First Lady Jill Biden and Vide President Kamala Harris’ husband Doug Emhoff greeted each other with a kiss on the lips before the president’s State of the Union address.
Footage captured Mrs Biden shaking hands as she made her way through the crowded chambers towards Mr Emhoff.
The two grabbed hands and shared a quick smile before swiftly embracing in what appeared to be a well-rehearsed kiss, video shows.
The pair continued to hold hands in the moments after the cosy display as Mrs Biden positioned herself on the other side of Mr Emhoff.
No one in the immediate vicinity seemed bothered by the kiss between the President’s wife and Vice President’s husband. The group continued to clap through the peculiar moment.
President Biden used his second State of the Union address to tout America’s “unbroken” democracy and resurgent economy in an optimistic — and gaffe-ridden — speech.
Mr Biden’s address before Congress and tens of millions of television viewers was a chance for the Democrat, who is expected soon to announce a bid for a second term, to persuade sceptical voters that at 80 he still has what it takes to takes to run for re-election.
At one point in the speech, Mr Biden began yelling angrily about Chinese President Xi Jinping.

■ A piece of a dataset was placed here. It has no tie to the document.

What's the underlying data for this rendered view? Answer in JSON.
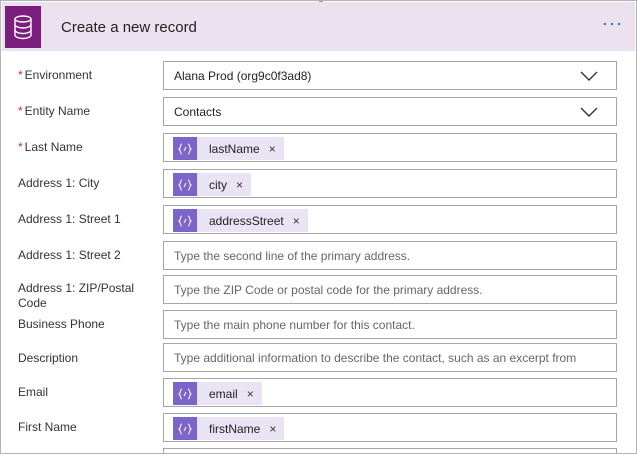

“We face serious challenges across the world, but the past two years democracies have become stronger not weaker, autocracies have grown weaker not stronger,” he said.
“Name me a world leader would change places with Xi Jinping! Name me one! Name me one!”
The 73-minute speech saw Mr Biden pitch his centrist, populist vision of a country healing after Covid and the turmoil of Donald Trump’s presidency.
Referring to Mr Trump’s attempt to overturn the 2020 presidential election, Mr Biden said that the United States had survived “its greatest threat since the Civil War”.
“Today, though bruised, our democracy remains unbowed and unbroken,” Mr Biden said.
Mr Biden touted surging employment figures and told Americans that his economic plan aims to rebuild the country’s manufacturing base despite pressure from the Ukraine war and pandemic disruptions.
“We’re better positioned than any country on Earth right now,” he said. For decades, “manufacturing jobs moved overseas, factories closed down”, Mr Biden said.
“Jobs are coming back. Pride is coming back,” he said. “This is my view of a blue-collar blueprint to rebuild America.”
Among Mr Biden’s proposals in the speech was a new “billionaire tax” he said was designed to “reward work, not just wealth”.
And he hit out at big oil companies he accused of making “outrageous” profits. “I ran for president to fundamentally change things to make sure our economy works for everyone, so we can all feel that pride,” Mr Biden said.
Amid deep political divisions, Mr Biden urged Republicans now holding the majority in the House of Representatives to show unity — as he accused some among them of taking the US economy “hostage” over the debt ceiling.
A major crisis is brewing in Congress over Republican refusal to extend the debt limit, usually a rubber stamp procedure. Mr Biden’s government warns of financial calamity, with major international implications, if Republicans stick to their guns, potentially pushing the United States into default.
“Fighting for the sake of fighting, power for the sake of power, conflict for the sake of conflict, gets us nowhere. And that’s always been my vision for the country: to restore the soul of the nation,” Mr Biden said.
Delivering the Republican rebuttal to Mr Biden, former Trump White House press secretary Sarah Huckabee Sanders lashed out at the “radical left” and what she said was an attack against the “freedom and peace” of patriotic Americans.
“It’s crazy and it’s wrong,” said Ms Sanders, who has been elected governor of Arkansas since leaving Trump’s administration and is a rising star on the right.
The White House announced the guests of First Lady Jill Biden for the speech would include Ukraine’s ambassador, Oksana Markarova, and rock band mega star and HIV/AIDS campaigner Bono.
The most eye-catching, though, was Brandon Tsay, the 26-year-old man who disarmed the gunman in a January mass shooting in California, and RowVaughn and Rodney Wells, the parents of Tyre Nichols, a man whose death after a prolonged police beating in Memphis, Tennessee, shocked the nation.